Opinionated Tester Stance
I say this next part allowing for the fact that I might not have explained all of this material in the best way. Even with that caveat thrown in, I will boldly say this:
If you found yourself not willing, or not able, to follow the thread of discussion in these last two posts, you will not last very long in many of the most competitive and value-adding of future testing positions, which are those around machine learning, rational agents, and various forms of artificial intelligence. And here I’ve just been talking about problems like pathing in the context of search problems. Wait until you get into reinforcement learning.
The next post is going to have you using Pacumen again. I was a bit vague about the differences of these algorithms in terms of how effective and efficient they are although I think I’ve given a lot of clues. So next time you’re going to apply them to Pacumen. (Don’t worry – they’ll be written for you!) And then I’ll ask you, as a tester, what you expect to observe and then what you actually have observed.
This will get into focusing on you as tester as experimenter. You need to have a hypothesis, have a way to put that hypothesis to the test, and then reason about the outcomes of that test.
And it might not hurt for you to start thinking about this now: what are some test strategies you’ve come up with?
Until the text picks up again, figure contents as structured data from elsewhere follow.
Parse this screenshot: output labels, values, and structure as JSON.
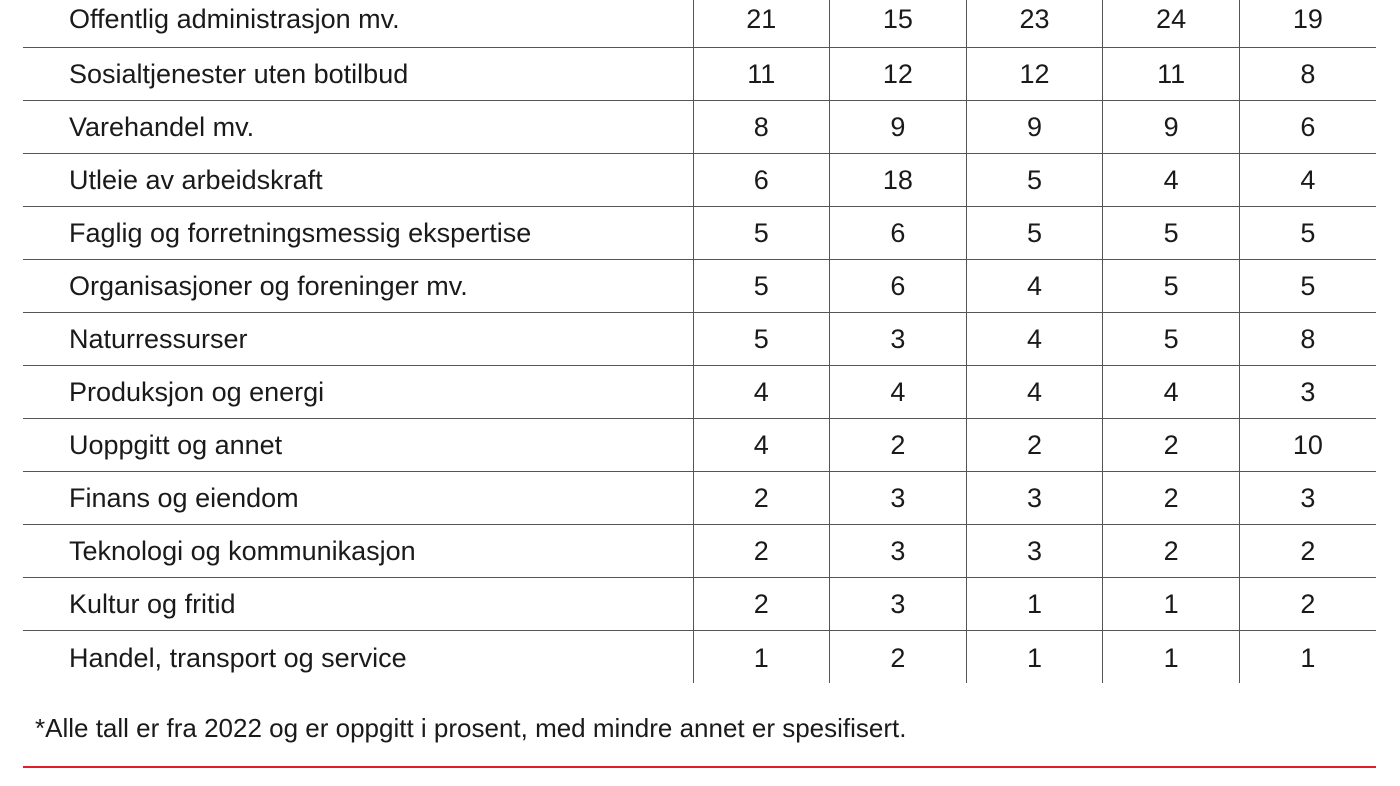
{
  "table": {
    "rows": [
      {
        "label": "Offentlig administrasjon mv.",
        "values": [
          "21",
          "15",
          "23",
          "24",
          "19"
        ]
      },
      {
        "label": "Sosialtjenester uten botilbud",
        "values": [
          "11",
          "12",
          "12",
          "11",
          "8"
        ]
      },
      {
        "label": "Varehandel mv.",
        "values": [
          "8",
          "9",
          "9",
          "9",
          "6"
        ]
      },
      {
        "label": "Utleie av arbeidskraft",
        "values": [
          "6",
          "18",
          "5",
          "4",
          "4"
        ]
      },
      {
        "label": "Faglig og forretningsmessig ekspertise",
        "values": [
          "5",
          "6",
          "5",
          "5",
          "5"
        ]
      },
      {
        "label": "Organisasjoner og foreninger mv.",
        "values": [
          "5",
          "6",
          "4",
          "5",
          "5"
        ]
      },
      {
        "label": "Naturressurser",
        "values": [
          "5",
          "3",
          "4",
          "5",
          "8"
        ]
      },
      {
        "label": "Produksjon og energi",
        "values": [
          "4",
          "4",
          "4",
          "4",
          "3"
        ]
      },
      {
        "label": "Uoppgitt og annet",
        "values": [
          "4",
          "2",
          "2",
          "2",
          "10"
        ]
      },
      {
        "label": "Finans og eiendom",
        "values": [
          "2",
          "3",
          "3",
          "2",
          "3"
        ]
      },
      {
        "label": "Teknologi og kommunikasjon",
        "values": [
          "2",
          "3",
          "3",
          "2",
          "2"
        ]
      },
      {
        "label": "Kultur og fritid",
        "values": [
          "2",
          "3",
          "1",
          "1",
          "2"
        ]
      },
      {
        "label": "Handel, transport og service",
        "values": [
          "1",
          "2",
          "1",
          "1",
          "1"
        ]
      }
    ]
  },
  "footnote": "*Alle tall er fra 2022 og er oppgitt i prosent, med mindre annet er spesifisert.",
  "colors": {
    "accent_rule": "#e01e2b",
    "text": "#1a1a1a",
    "grid": "#555555"
  }
}
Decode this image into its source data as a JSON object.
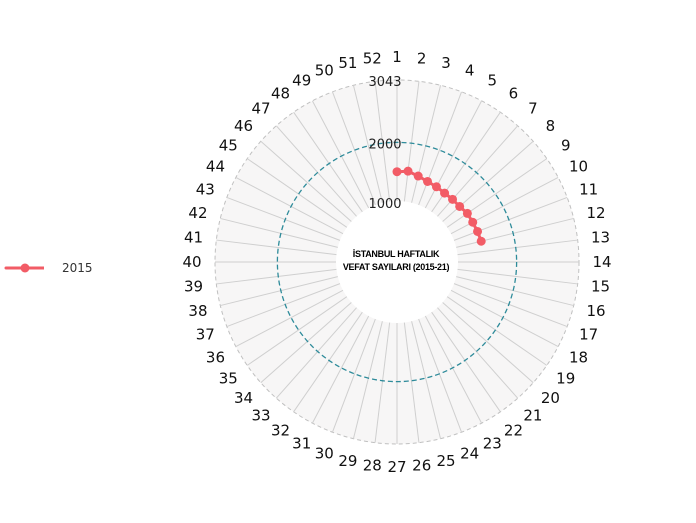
{
  "chart_data": {
    "type": "polar-line",
    "title_line1": "İSTANBUL HAFTALIK",
    "title_line2": "VEFAT SAYILARI (2015-21)",
    "week_labels": [
      "1",
      "2",
      "3",
      "4",
      "5",
      "6",
      "7",
      "8",
      "9",
      "10",
      "11",
      "12",
      "13",
      "14",
      "15",
      "16",
      "17",
      "18",
      "19",
      "20",
      "21",
      "22",
      "23",
      "24",
      "25",
      "26",
      "27",
      "28",
      "29",
      "30",
      "31",
      "32",
      "33",
      "34",
      "35",
      "36",
      "37",
      "38",
      "39",
      "40",
      "41",
      "42",
      "43",
      "44",
      "45",
      "46",
      "47",
      "48",
      "49",
      "50",
      "51",
      "52"
    ],
    "radial_ticks": [
      {
        "label": "1000",
        "value": 1000
      },
      {
        "label": "2000",
        "value": 2000
      },
      {
        "label": "3043",
        "value": 3043
      }
    ],
    "r_range": [
      0,
      3043
    ],
    "reference_circle_value": 2000,
    "series": [
      {
        "name": "2015",
        "color": "#f25c66",
        "weeks": [
          1,
          2,
          3,
          4,
          5,
          6,
          7,
          8,
          9,
          10,
          11,
          12
        ],
        "values": [
          1510,
          1530,
          1480,
          1440,
          1420,
          1400,
          1400,
          1400,
          1430,
          1430,
          1440,
          1450
        ]
      }
    ],
    "legend_position": "left",
    "grid": true
  }
}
What do you think are some complications to these test strategies? What questions would you have for the business or the developers about this software? How black box can you be with all of this and still be effective? How much of being “too white box” would actually compromise your ability to test with the fewest possible assumptions?
This has been a lot! So if you’ve made it this far, congratulations. And … welcome to my world.